The hero is as super as Superman, as spidey (creepy??) as Spiderman, as bat… err, fantastic as Batman, as magical as Mandrake, as firm as the Phantom, and all that. He is kind to those who need his kindness, and he can survive the most impossible situations with his wit and cleverness and wisdom, beat the strongest villains, walk around effortlessly after getting shot a hundred times, perform all the tricks in the world, and – we’re quite okay with it.
Whereas all the heroine can do is flop down and cry when someone says “BOO!”. I wish someone would introduce her to Taekwondo and be done with it. Or at least teach her to outrun those overweight goondas. Because if the hero can be fantastic beyond all logic, why can’t the heroine?
Very rarely in a few films, the heroine gets the upper hand, but she would inevitably have misunderstood the gentle, kind, well-meaning hero at first and would end up apologising profusely to him.
No wonder we have this feeling somewhere deep inside that women are weak cry-babies, who just want to run away from (and who can be easily made to run away from) trouble (though they can’t even run away properly), whereas men are strong beings, who do not know what cowardice means, who always win no matter what the battle is, who are made of something other than flesh and bones. Moreover, when there is a big trouble, like the hero goes bankrupt or losses someone dear or is wrongly put in jail or something, he never tells his wife, because she would freak out (and possibly scream and howl the house down) and he doesn’t want her to be upset. Isn’t that noble or what? Puts a trifle more pressure on ordinary men to perform, don’t you think?

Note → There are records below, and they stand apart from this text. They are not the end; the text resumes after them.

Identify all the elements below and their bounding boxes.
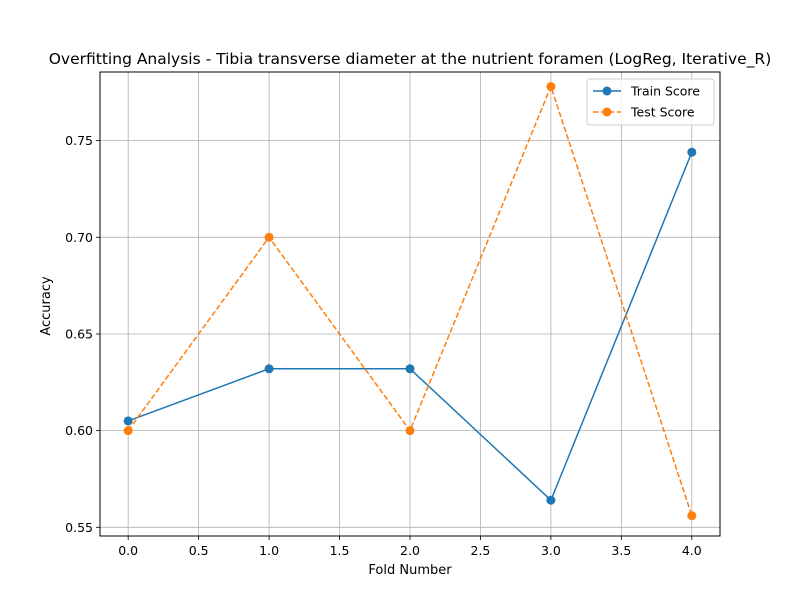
x-tick-label: 3.5 xyxy=(611,543,631,558)
x-tick-label: 0.5 xyxy=(189,543,209,558)
x-axis-label: Fold Number xyxy=(368,563,452,578)
legend-label: Train Score xyxy=(630,84,700,99)
legend-label: Test Score xyxy=(630,105,695,120)
data-point-train-score xyxy=(264,364,274,374)
legend: Train Score Test Score xyxy=(586,78,715,126)
x-tick-label: 1.0 xyxy=(259,543,279,558)
series-layer xyxy=(123,82,697,521)
data-point-train-score xyxy=(123,416,133,426)
data-point-test-score xyxy=(405,426,415,436)
data-point-test-score xyxy=(687,511,697,521)
x-tick-label: 4.0 xyxy=(682,543,702,558)
series-train-score xyxy=(123,147,697,505)
data-point-train-score xyxy=(546,495,556,505)
x-tick-label: 3.0 xyxy=(541,543,561,558)
y-tick-label: 0.70 xyxy=(65,230,93,245)
x-tick-label: 0.0 xyxy=(118,543,138,558)
chart-title: Overfitting Analysis - Tibia transverse … xyxy=(49,50,772,69)
legend-marker xyxy=(602,107,612,117)
series-test-score xyxy=(123,82,697,521)
x-tick-label: 1.5 xyxy=(330,543,350,558)
y-axis-label: Accuracy xyxy=(39,276,54,336)
data-point-test-score xyxy=(546,82,556,91)
y-axis-ticks: 0.55 0.60 0.65 0.70 0.75 xyxy=(65,133,100,535)
y-tick-label: 0.75 xyxy=(65,133,93,148)
data-point-train-score xyxy=(687,147,697,157)
data-point-test-score xyxy=(123,426,133,436)
legend-item-test-score: Test Score xyxy=(593,105,695,120)
x-axis-ticks: 0.0 0.5 1.0 1.5 2.0 2.5 3.0 3.5 4.0 xyxy=(118,536,702,558)
data-point-test-score xyxy=(264,232,274,242)
x-tick-label: 2.5 xyxy=(471,543,491,558)
y-tick-label: 0.60 xyxy=(65,423,93,438)
data-point-train-score xyxy=(405,364,415,374)
x-tick-label: 2.0 xyxy=(400,543,420,558)
legend-marker xyxy=(602,86,612,96)
legend-item-train-score: Train Score xyxy=(593,84,700,99)
y-tick-label: 0.55 xyxy=(65,520,93,535)
y-tick-label: 0.65 xyxy=(65,326,93,341)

Imagine a movie like Renaissance Man (and many others), in which the woman private says All Men are Dogs and actually gets away with it. No one bothers to knock some sense into her, no one takes it upon himself to snip off the tails of her arrogance, no one thinks it his duty to humiliate the woman until she wriggles on the floor and apologises for uttering those criminal words and promises never to utter another sound again.